Chongqing city, China, is about to get a giant Orwellian surveillance network of half a million cameras that will spy on (sorry, act to prevent crime in) areas like street intersections, parks, and neighborhoods. Cisco is rumored to be one of the key pieces in the network supplying, basically, the networking tech itself--the grease that'll make the whole integrated shebang work. But there's a fine line between "preventing crime," using totally off-the-shelf Cisco gear, and re-purposing that same "Peaceful Chongqing" network of cameras to spy on the population. Here's how all that other tech could work:
Recognizing Faces, Any Which Way You Can
The same surveillance grid that monitors for, say, traffic buildups or a break-in to a store at night could easily be adapted to actively surveil the public. All it would take is hooking up a face recognition system to the network, hooked to a public ID database (which China most certainly has).
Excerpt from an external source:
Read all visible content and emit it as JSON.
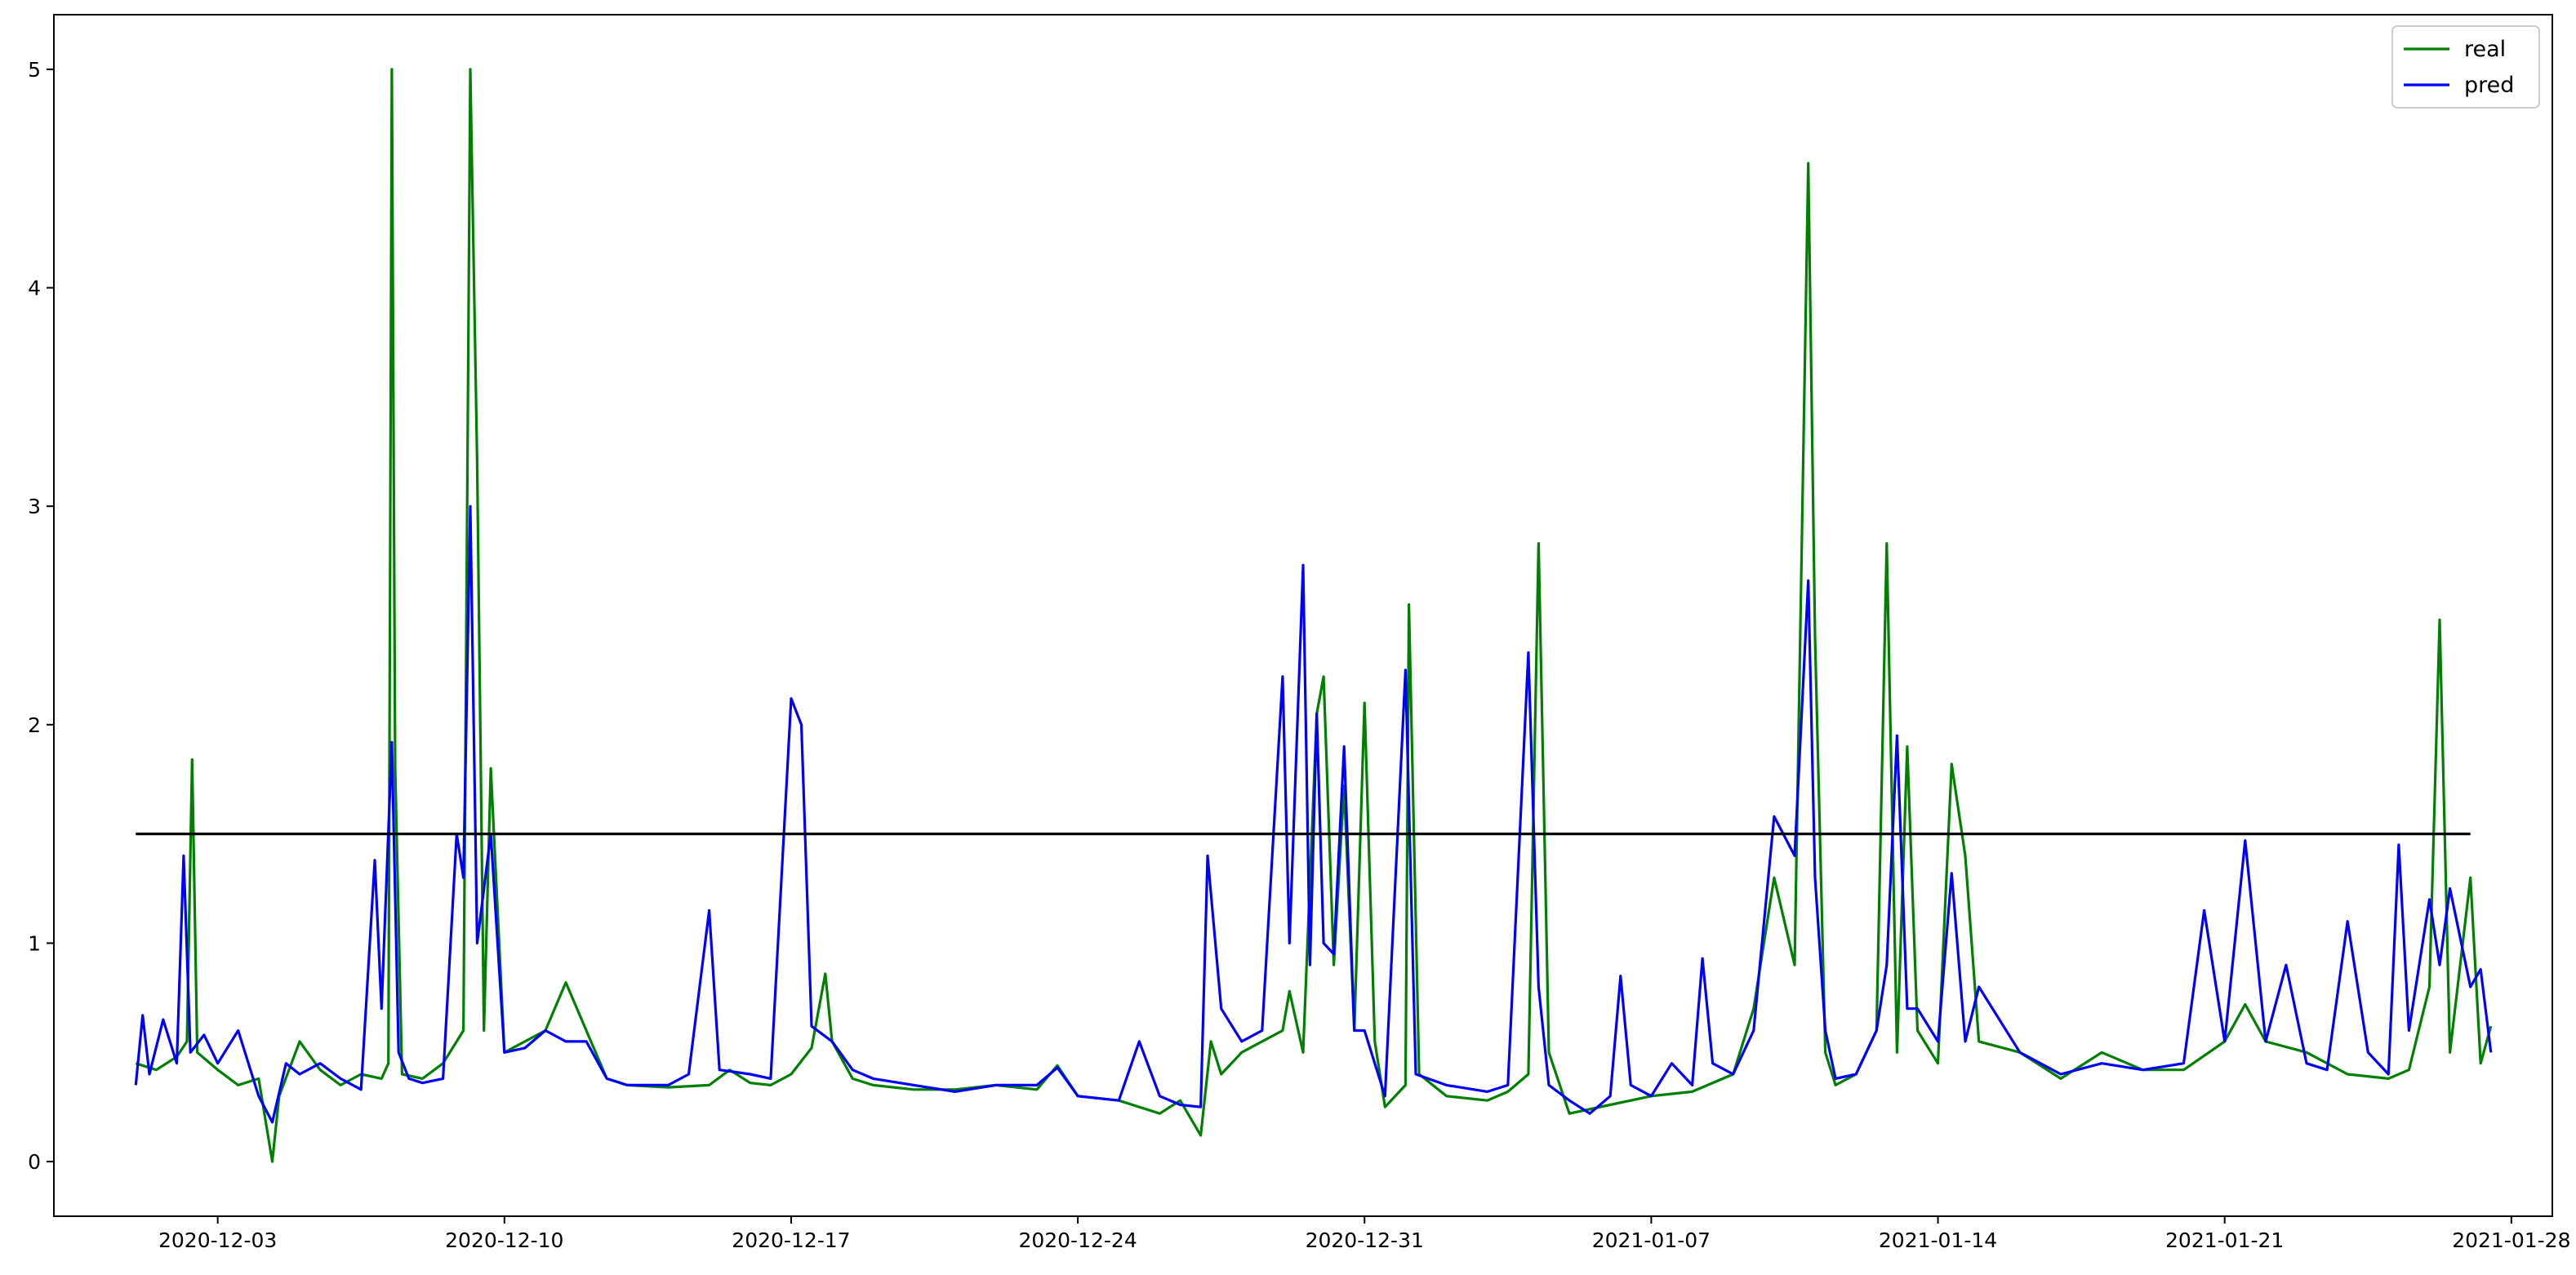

Add in algorithmic alarms to identify if two politically "questionable" people were meeting, or even if they were seen in what may be deemed as the wrong location, and it's very powerful. This kind of technology is rapidly becoming feasible: Witness the fuss kicked up when Facebook instigated it for photos in its social network, and the fact that Google has had the capability to automatically identify faces in the billions of pages it crawls for its search indexing--but has refused to implement because of fears of abuses.
With enough computing power at its disposal, there's no reason the government of Chongqing couldn't try and recognize every single face the camera network sees.